Now, as they discuss the issue again with a government funding deal on the line, Pelosi herself is making her own bottom line clear: The Trump border wall at the center of the dispute, she told reporters last week, is "immoral, ineffective and expensive."

(There's also the memory of what happened during last year's shutdown showdown over immigration policy: Just ahead of Pelosi and Schumer's scheduled White House sit-down, Trump tweeted that he "didn't see a deal" — and Democratic leaders responded with a joint statement opting out of their "show meeting" with the president.)
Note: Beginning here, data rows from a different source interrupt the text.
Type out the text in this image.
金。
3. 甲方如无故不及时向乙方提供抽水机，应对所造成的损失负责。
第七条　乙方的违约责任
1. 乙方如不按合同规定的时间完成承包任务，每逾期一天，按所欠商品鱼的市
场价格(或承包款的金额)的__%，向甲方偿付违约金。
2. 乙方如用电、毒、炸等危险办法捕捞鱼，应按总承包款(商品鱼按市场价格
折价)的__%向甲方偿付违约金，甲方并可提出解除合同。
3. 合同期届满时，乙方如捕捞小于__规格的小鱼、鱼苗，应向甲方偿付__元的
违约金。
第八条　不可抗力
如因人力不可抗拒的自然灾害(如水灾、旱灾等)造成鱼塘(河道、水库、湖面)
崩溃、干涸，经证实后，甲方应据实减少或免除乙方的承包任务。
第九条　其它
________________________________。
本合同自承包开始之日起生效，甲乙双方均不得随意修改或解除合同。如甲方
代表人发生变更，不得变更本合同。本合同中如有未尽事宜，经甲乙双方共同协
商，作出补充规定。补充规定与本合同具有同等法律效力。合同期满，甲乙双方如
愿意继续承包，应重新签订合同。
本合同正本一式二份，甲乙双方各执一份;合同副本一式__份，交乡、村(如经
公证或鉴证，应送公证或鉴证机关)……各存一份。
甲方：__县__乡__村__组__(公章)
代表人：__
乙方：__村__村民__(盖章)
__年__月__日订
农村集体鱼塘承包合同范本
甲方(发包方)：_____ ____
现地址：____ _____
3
Still, Pelosi does see a president she may be able to negotiate with — though not necessarily one she can count on: Having been burned before, she can't be certain he won’t go back on an agreement under pressure from aides or other Republicans.

"She questions whether or not he’s in charge, and I think that’s going to be the issue going forward," the source close to Pelosi said. "Can [a deal] survive outside of that room in his White House? That’s the question. The answer to that appears to be no ... Will that change now that there’s a different dynamic? Possibly.”